As over the years, the nuclear industry worldwide was developing and building a clean, efficient and safe energy supply, it also built along the essential link for any global industry, transportation.


The early approach at IAEA of creating international recommendations that then would be integrated into national laws came as a blessing to the structuration of transport This enabled a clear, recognized safety regime that has a proven world track record of outstanding safety. It also gave us a common language, and one may say that within the nuclear community, there is indeed a nuclear transport community.


Because of steady and large flows of material for the nuclear cycles, countries where reprocessing of spent fuel takes place had to implement early on large transport structures and organizations.

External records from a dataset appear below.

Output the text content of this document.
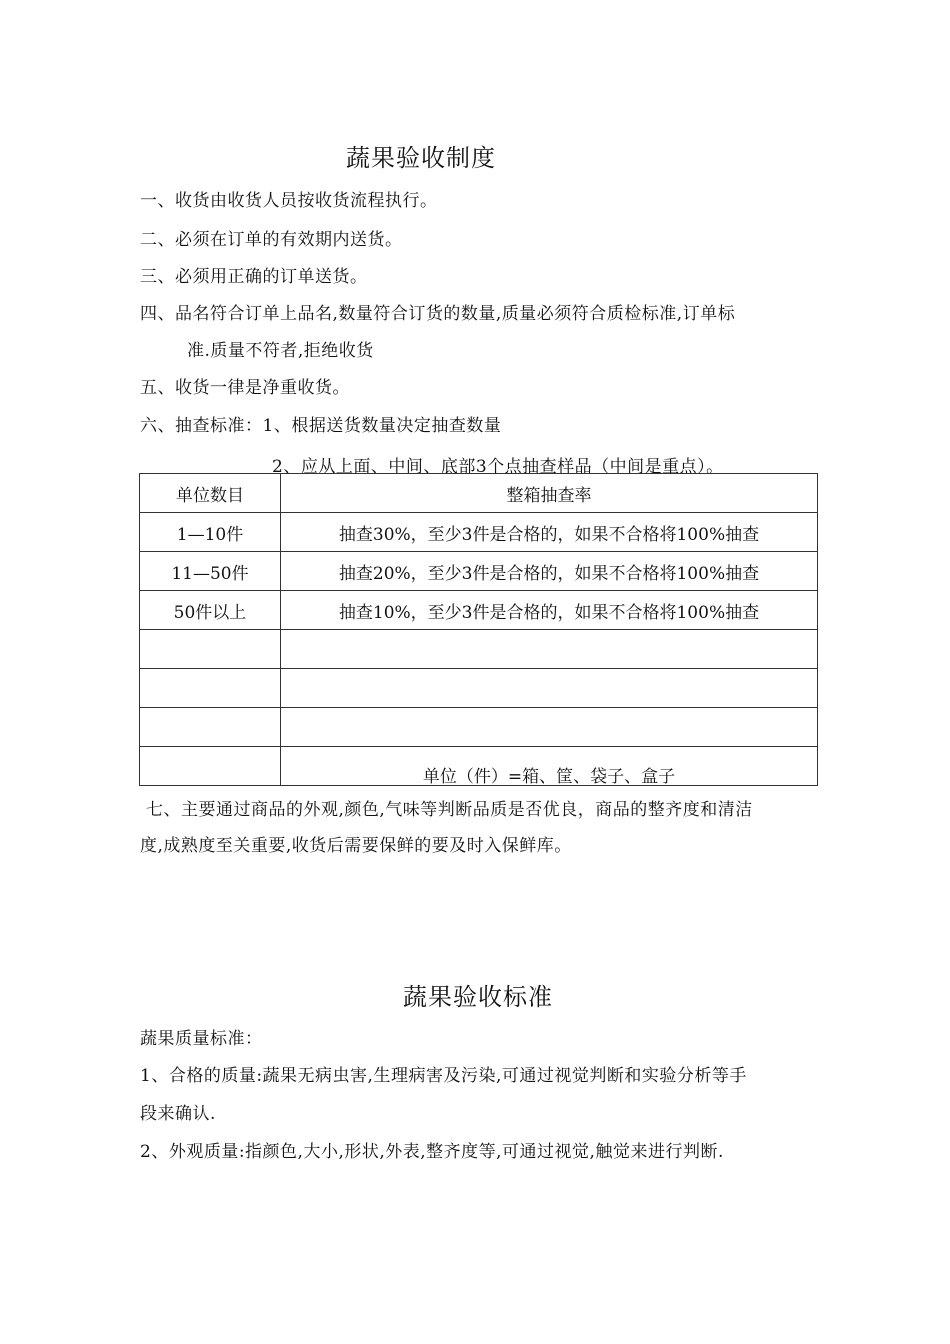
蔬果验收制度
一、收货由收货人员按收货流程执行。
二、必须在订单的有效期内送货。
三、必须用正确的订单送货。
四、品名符合订单上品名,数量符合订货的数量,质量必须符合质检标准,订单标
准.质量不符者,拒绝收货
五、收货一律是净重收货。
六、抽查标准：1、根据送货数量决定抽查数量
2、应从上面、中间、底部3个点抽查样品（中间是重点）。
单位数目	整箱抽查率
1—10件	抽查30%，至少3件是合格的，如果不合格将100%抽查
11—50件	抽查20%，至少3件是合格的，如果不合格将100%抽查
50件以上	抽查10%，至少3件是合格的，如果不合格将100%抽查

	单位（件）=箱、筐、袋子、盒子
七、主要通过商品的外观,颜色,气味等判断品质是否优良，商品的整齐度和清洁
度,成熟度至关重要,收货后需要保鲜的要及时入保鲜库。
蔬果验收标准
蔬果质量标准：
1、合格的质量:蔬果无病虫害,生理病害及污染,可通过视觉判断和实验分析等手
段来确认.
2、外观质量:指颜色,大小,形状,外表,整齐度等,可通过视觉,触觉来进行判断.
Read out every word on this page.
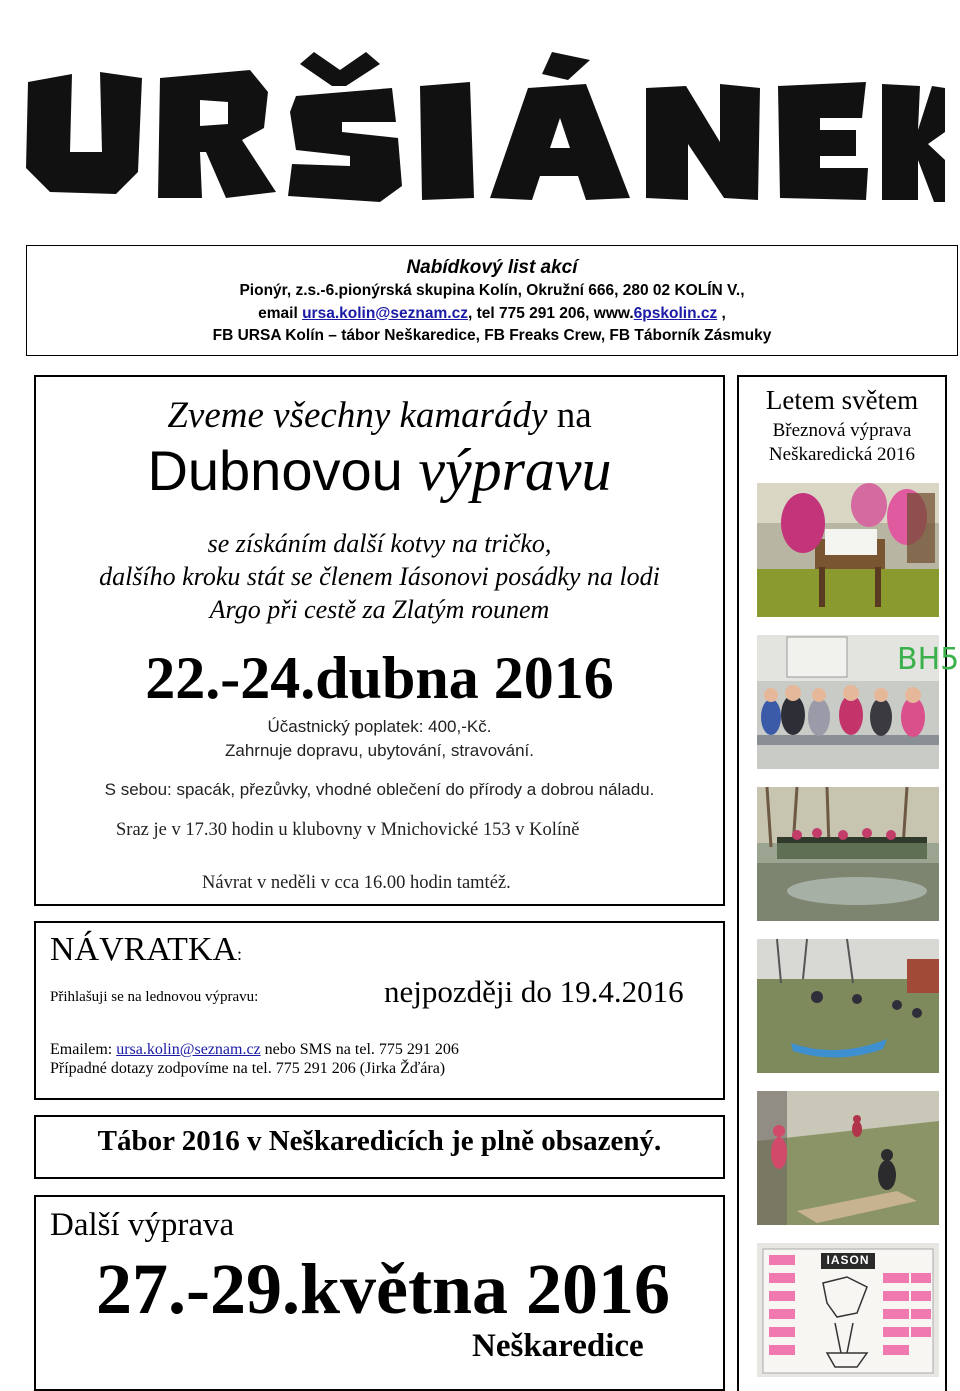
Nabídkový list akcí
Pionýr, z.s.-6.pionýrská skupina Kolín, Okružní 666, 280 02 KOLÍN V.,
email ursa.kolin@seznam.cz, tel 775 291 206, www.6pskolin.cz ,
FB URSA Kolín – tábor Neškaredice, FB Freaks Crew, FB Táborník Zásmuky
Zveme všechny kamarády na
Dubnovou výpravu
se získáním další kotvy na tričko,
dalšího kroku stát se členem Iásonovi posádky na lodi
Argo při cestě za Zlatým rounem
22.-24.dubna 2016
Účastnický poplatek: 400,-Kč.
Zahrnuje dopravu, ubytování, stravování.
S sebou: spacák, přezůvky, vhodné oblečení do přírody a dobrou náladu.
Sraz je v 17.30 hodin u klubovny v Mnichovické 153 v Kolíně
Návrat v neděli v cca 16.00 hodin tamtéž.
NÁVRATKA:
Přihlašuji se na lednovou výpravu:	nejpozději do 19.4.2016
Emailem: ursa.kolin@seznam.cz nebo SMS na tel. 775 291 206
Případné dotazy zodpovíme na tel. 775 291 206 (Jirka Žďára)
Tábor 2016 v Neškaredicích je plně obsazený.
Další výprava
27.-29.května 2016
Neškaredice
Letem světem
Březnová výprava
Neškaredická 2016
BH5
IASON
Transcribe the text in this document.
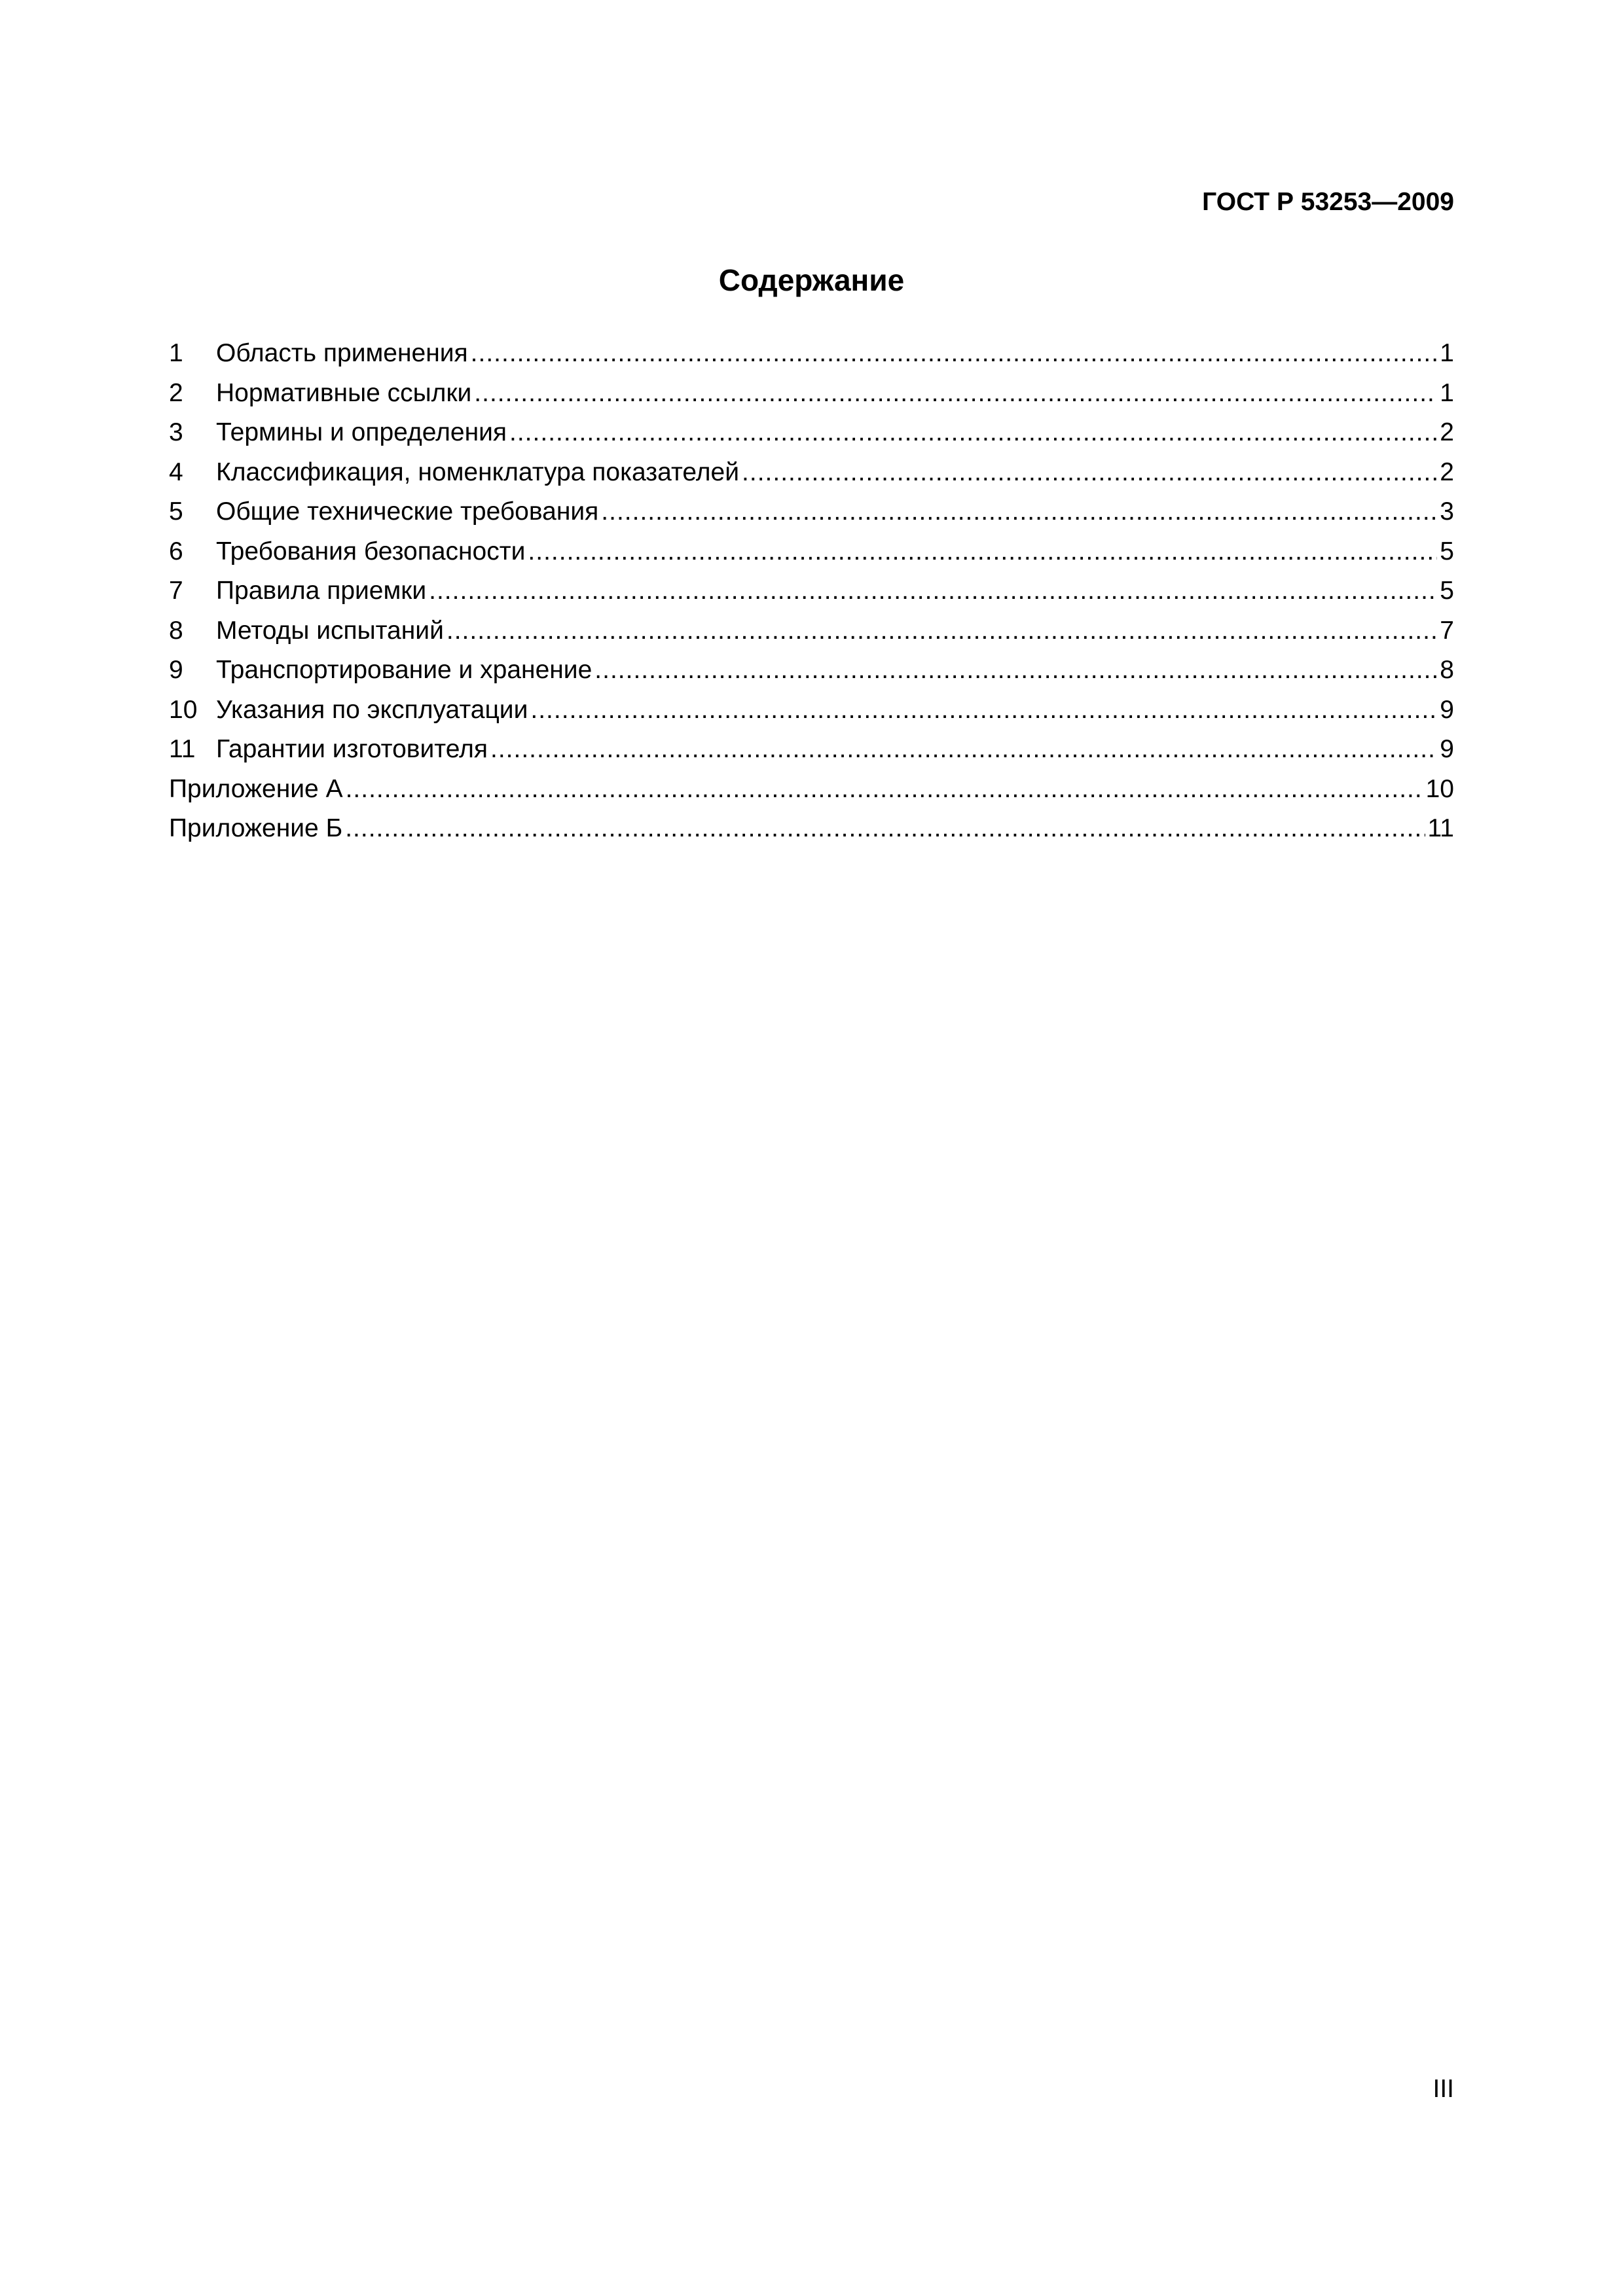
ГОСТ Р 53253—2009
Содержание
1	Область применения .....	1
2	Нормативные ссылки .....	1
3	Термины и определения .....	2
4	Классификация, номенклатура показателей .....	2
5	Общие технические требования .....	3
6	Требования безопасности .....	5
7	Правила приемки .....	5
8	Методы испытаний .....	7
9	Транспортирование и хранение .....	8
10 Указания по эксплуатации .....	9
11 Гарантии изготовителя .....	9
Приложение А .....	10
Приложение Б .....	11
III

In most countries where reprocessing is not yet the main path for spent fuel management, like in the USA and in Canada, large scale transport for the back-end is still at the inception stage.


Today the industry must demonstrate that waste is properly managed and that the peaceful use of nuclear energy delivers indeed the best economic and environmental value. Transport has to answer a part of this challenge if the industry is to grow further.


The paper will illustrate how the current continental Europe systems of transport progressively evolved so as to make daily deliveries of spent nuclear fuel to the COGEMA La Hague reprocessing plant a strong, dependable and effective system. It also shows that this experience is


in the background of a major study ordered by ONTARIO POWER GENERATION from COGEMA LOGISTICS, as a contribution to the work of the trust new examining approaches to long-term management of spent fuel in Canada.